South Asia | 05.10.2011
'Pakistan is a survivors' country'
Fatima Bhutto (29) is a member of the Bhutto dynasty in Pakistan: she is the granddaughter of former Prime Minister Zulfikar Ali Bhutto and the niece of Benazir Bhutto. Her father Murtaza Bhutto was assassinated in 1996. As a writer and journalist, she is an outspoken critic of Pakistan’s political elite, to which she herself belongs.
Deutsche Welle: You grew up in Pakistan, a country with huge disparities between the rich elite and the poor. What are your earliest memories of these disparities?
Fatima Bhutto: When you grow up in a place like Pakistan, you are struck by the gaps between people who have tremendous opportunities and privileges - and the millions who simply don’t. This is a nuclear country that couldn’t fight polio because it couldn’t freeze the vaccines… And seeing that from an early age makes you frustrated and helpless.
We have a government that hasn’t done dam maintenance for over 30 years, so we don’t have the infrastructure and have floods almost every year. I must have been in sixth or seventh grade and I remember seeing this flood, watching images on TV - and realising that nothing was happening. So with some friends, we started calling people and asked them for clothes and medicine.
Do you think collecting medicine and clothes is enough, particularly when you look at the spiralling violence in Karachi?
No, it’s never enough. But I think what you see that’s hopeful in places like Karachi is the community feeling. It's that when there is a tremendous amount of violence people don’t depend on the police or the state to protect them, but rather they depend on their community. And their community comes together to get the children off the roads in gang-infested areas and into tuition centres. And so, one thing is to support these community initiatives. But as you said, it’s not enough. What you need is an entire system overhaul so that these things are automatically provided for people.
What are the main problems facing Pakistan today?
'The government hasn't done dam maintenance in 30 years'The situation is getting much worse. Corruption seems to be a celebrated part of political ethics. Violence seems to be very easily absorbed by the state that thinks nothing of the fact that in four days a hundred of their people can be killed. And all the while the world watches. - The world watches because Pakistan is a front line state, so what does it matter if a hundred people die in the span of a day? What does it matter if children don’t have access to basic medical care and die of preventable deaths like malaria?
Corruption, violence, preventable deaths - is Pakistan in danger of becoming a failed state?
I always thought that was outrageous to call Pakistan a failed state because as a country, it is only 60 years old. The system of government is absolutely failed, yes. This government and the government before it, yes they failed. But the state itself cannot be a failure. If we look in Pakistan outside of the government, it is a tremendously hopeful place. It’s a rich country. Its full of natural resources. It has a large, young population. And it has a young country’s hope for what it can accomplish.
Pakistan’s foreign minister, Hina Rabbani Khar, is young and she’s a woman…
What is sad about the political culture of Pakistan is that we don’t talk about ideas, we just talk about people. Gender is never a substitute for ethics or justice. I don’t care whether she is young or old, or a woman. I want to know what she is saying. And what she is saying seems to be exactly the same thing that people have been saying before for the last 30 years. What I want to know, is how can an independent country like Pakistan have a foreign policy that makes us subservient to almost every country we deal with? That to me is outrageous. How do you have a nuclear country, a rich country whose policy is based around begging for aid?
Khar, like yourself, is part of the small elite that rules Pakistan. Is there any space for democracy in Pakistan?
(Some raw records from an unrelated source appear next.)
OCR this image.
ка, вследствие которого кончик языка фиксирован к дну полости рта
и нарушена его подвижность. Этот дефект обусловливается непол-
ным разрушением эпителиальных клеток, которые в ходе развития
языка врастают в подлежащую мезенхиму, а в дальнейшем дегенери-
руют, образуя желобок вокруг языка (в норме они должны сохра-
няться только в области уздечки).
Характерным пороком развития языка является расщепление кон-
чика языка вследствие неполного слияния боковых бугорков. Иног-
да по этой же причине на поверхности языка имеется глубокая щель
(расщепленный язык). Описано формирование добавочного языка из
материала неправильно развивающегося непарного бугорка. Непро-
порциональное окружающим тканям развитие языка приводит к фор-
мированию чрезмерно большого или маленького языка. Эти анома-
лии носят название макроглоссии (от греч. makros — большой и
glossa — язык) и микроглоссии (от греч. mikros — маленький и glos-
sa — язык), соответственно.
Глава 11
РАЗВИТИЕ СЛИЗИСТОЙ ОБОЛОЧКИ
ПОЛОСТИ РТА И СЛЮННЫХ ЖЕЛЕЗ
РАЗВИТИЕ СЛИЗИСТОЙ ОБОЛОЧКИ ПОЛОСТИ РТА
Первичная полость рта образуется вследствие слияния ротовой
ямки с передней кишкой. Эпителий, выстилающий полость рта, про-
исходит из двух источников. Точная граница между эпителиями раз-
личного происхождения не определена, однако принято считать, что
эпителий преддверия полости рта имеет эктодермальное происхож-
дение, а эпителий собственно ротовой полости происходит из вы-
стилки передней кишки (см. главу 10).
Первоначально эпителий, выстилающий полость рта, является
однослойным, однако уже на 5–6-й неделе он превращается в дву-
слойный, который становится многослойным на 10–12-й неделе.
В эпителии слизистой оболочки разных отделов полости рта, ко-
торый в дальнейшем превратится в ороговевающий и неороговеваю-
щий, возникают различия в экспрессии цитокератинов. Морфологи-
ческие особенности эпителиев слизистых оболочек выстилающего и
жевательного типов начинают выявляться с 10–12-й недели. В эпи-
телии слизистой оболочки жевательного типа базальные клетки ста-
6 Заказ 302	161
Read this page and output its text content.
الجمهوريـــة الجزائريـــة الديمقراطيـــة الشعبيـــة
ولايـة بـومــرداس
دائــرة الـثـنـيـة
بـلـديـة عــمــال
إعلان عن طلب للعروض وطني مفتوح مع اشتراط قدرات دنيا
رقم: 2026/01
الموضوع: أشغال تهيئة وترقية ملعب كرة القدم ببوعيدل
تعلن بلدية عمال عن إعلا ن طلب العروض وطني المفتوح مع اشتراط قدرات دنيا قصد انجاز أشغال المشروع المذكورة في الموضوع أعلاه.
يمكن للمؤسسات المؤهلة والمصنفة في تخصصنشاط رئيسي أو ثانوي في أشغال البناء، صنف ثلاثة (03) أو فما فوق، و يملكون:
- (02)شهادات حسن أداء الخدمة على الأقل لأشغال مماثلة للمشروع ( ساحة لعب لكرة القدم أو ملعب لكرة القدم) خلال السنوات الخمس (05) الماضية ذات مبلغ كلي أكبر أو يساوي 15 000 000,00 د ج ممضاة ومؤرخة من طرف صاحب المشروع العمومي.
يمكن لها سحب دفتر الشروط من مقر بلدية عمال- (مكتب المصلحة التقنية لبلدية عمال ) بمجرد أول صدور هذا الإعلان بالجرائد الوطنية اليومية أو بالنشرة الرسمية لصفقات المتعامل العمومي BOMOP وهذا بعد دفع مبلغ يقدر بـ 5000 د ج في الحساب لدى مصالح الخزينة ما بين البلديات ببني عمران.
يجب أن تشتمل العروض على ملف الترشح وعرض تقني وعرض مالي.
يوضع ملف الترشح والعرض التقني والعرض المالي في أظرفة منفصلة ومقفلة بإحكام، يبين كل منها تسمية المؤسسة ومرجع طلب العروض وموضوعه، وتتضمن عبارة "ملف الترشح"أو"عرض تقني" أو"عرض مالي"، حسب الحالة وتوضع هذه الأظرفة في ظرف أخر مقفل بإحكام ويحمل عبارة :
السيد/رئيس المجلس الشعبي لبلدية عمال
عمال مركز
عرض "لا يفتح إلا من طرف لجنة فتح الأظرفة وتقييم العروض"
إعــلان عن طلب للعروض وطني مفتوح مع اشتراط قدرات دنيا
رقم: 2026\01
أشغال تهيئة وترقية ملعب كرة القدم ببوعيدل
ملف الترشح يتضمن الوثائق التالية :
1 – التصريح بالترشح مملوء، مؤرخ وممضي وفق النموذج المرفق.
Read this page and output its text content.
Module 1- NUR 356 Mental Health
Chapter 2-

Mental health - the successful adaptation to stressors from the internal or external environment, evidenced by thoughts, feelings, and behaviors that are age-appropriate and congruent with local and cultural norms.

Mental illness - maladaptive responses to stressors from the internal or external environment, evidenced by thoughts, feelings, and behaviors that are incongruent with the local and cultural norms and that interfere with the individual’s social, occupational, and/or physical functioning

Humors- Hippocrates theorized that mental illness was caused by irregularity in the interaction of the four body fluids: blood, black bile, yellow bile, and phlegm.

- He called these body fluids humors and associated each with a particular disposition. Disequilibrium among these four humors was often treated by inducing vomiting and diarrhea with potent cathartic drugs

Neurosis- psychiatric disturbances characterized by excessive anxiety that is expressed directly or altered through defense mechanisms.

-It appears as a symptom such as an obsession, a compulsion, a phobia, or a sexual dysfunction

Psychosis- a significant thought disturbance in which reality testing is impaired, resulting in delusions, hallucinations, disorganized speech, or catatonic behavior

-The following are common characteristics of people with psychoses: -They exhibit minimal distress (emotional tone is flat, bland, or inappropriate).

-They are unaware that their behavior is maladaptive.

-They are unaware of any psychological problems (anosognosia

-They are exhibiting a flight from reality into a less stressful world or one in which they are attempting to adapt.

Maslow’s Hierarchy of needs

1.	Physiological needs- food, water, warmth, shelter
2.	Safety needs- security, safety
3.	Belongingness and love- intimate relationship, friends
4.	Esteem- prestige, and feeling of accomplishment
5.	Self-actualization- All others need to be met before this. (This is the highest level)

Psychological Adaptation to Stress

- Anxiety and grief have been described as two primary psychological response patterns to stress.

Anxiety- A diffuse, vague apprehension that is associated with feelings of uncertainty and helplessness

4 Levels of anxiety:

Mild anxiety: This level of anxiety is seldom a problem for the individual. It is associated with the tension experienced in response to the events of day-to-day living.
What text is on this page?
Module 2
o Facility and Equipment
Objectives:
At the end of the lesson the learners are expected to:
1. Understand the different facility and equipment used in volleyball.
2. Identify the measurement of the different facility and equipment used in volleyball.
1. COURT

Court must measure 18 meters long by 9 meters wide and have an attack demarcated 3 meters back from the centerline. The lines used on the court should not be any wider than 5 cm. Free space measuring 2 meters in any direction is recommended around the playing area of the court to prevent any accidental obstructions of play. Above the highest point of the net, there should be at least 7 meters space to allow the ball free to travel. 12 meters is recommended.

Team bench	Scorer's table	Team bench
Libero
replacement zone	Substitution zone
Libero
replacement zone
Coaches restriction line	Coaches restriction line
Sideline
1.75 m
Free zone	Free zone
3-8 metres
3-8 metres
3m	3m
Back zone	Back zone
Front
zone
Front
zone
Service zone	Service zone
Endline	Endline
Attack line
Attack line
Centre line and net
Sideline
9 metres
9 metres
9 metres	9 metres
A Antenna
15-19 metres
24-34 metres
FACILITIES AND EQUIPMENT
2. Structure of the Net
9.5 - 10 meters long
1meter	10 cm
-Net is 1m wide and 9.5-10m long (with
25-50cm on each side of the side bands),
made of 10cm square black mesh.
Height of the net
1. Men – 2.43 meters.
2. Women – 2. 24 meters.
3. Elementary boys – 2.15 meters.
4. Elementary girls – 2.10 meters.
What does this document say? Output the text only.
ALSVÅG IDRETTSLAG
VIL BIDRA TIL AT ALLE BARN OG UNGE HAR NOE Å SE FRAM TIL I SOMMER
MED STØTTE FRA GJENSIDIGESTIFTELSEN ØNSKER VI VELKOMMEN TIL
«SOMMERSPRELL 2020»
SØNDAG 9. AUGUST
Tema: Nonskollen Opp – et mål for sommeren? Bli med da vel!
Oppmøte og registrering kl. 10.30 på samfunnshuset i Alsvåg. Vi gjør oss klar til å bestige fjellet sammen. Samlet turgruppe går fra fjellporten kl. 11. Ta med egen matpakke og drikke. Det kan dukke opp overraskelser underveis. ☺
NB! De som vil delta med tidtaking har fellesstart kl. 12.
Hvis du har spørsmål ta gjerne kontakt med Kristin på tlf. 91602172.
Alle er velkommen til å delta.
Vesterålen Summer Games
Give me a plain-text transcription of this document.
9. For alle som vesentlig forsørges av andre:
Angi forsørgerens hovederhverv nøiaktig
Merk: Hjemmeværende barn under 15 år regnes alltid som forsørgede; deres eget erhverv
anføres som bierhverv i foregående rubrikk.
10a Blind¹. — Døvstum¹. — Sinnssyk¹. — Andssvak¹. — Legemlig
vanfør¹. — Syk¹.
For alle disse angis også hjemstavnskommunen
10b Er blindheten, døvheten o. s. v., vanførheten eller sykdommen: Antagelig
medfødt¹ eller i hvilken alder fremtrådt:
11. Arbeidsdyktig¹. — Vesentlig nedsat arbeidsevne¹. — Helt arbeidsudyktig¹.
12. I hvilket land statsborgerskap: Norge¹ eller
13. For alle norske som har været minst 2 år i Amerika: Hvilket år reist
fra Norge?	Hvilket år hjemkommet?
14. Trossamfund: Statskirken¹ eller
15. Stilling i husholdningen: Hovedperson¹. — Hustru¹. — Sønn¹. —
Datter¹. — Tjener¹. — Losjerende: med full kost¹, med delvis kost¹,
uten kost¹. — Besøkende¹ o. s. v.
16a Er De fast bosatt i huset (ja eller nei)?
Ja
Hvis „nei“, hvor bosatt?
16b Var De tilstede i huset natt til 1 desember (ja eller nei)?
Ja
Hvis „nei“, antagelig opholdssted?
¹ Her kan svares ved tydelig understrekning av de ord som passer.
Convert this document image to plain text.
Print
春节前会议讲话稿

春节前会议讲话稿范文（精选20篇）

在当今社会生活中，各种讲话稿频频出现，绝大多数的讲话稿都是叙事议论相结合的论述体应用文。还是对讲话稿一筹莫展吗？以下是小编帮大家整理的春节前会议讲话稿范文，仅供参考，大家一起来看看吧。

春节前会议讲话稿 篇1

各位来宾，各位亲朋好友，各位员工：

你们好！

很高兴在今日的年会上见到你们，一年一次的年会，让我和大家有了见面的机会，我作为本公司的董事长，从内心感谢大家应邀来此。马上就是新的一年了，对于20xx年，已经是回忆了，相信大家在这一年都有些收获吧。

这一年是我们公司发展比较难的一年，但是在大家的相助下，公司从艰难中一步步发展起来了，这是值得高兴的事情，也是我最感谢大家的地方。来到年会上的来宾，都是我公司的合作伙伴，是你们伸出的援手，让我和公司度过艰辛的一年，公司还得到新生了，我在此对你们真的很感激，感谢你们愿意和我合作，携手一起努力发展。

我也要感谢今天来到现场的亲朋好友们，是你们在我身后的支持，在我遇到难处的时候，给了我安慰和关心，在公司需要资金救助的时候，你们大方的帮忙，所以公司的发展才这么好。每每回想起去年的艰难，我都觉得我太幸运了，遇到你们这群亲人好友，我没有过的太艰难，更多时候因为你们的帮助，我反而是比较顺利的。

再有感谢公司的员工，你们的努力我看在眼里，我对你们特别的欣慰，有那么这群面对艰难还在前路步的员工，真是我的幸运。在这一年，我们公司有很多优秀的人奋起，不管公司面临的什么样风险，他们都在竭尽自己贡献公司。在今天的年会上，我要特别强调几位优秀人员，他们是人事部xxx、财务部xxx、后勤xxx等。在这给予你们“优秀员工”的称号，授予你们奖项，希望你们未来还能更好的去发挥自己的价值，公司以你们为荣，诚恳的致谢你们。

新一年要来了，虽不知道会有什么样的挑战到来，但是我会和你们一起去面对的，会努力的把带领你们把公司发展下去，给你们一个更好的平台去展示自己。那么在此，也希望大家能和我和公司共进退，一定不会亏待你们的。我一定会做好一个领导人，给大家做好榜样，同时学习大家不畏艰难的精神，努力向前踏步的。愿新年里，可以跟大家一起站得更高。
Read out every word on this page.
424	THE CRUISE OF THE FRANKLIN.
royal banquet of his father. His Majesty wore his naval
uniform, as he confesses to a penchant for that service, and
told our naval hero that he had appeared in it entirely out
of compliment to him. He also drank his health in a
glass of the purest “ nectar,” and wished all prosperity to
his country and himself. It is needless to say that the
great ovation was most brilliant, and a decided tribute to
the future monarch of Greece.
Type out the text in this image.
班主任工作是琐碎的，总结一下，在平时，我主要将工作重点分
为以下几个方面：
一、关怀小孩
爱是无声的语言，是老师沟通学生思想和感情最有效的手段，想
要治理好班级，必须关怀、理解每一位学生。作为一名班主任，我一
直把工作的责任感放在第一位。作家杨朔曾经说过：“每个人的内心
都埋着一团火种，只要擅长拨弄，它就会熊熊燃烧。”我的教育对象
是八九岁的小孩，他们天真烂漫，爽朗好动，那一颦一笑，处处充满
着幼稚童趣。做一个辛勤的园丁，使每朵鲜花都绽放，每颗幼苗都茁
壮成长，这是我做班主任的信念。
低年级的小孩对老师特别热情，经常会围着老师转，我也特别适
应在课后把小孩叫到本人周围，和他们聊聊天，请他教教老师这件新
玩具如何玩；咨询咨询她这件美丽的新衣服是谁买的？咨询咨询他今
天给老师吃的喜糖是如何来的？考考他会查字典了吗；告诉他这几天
I think there is a problem with the dynastic culture of my country. Until democratic institutions are strengthened and run freely, something like dynasty just subverts the democratic process. I don’t think this will change in my lifetime. I think it needs generations to fix and a commitment to democratic ideas. We don’t see that in Pakistan. Making someone like Khar foreign minister sends a message especially to young people that the only way into politics in Pakistan is through families - and for a country of 180 million people that’s a really rotten thing to tell them.
You are very outspoken. Are you afraid something might happen to you?
Violence in Karachi You know I think everybody in Pakistan is afraid, because there is no recourse against state violence. And that’s historical: The violence ebbs and flows. Some governments are more violent than others. This is a period of intense violence. But in a place that is as dangerous when it comes to violence and freedom as Pakistan is, to be silent doesn’t make you safer, it makes you more vulnerable.
You’ve painted a picture of violence, of corruption, of poverty - what do you love about Pakistan?
I think it’s a survivors' country, I think it’s a place that survives against the odds: the ordinary people that make it run. I think that it’s a place that has always been open, in terms of hospitality, in terms of warmth, to new people, to new cultures. I think that it’s a place that struggles to build something that is more just, that is different than what is imposed from above. I think that is unique about Pakistan.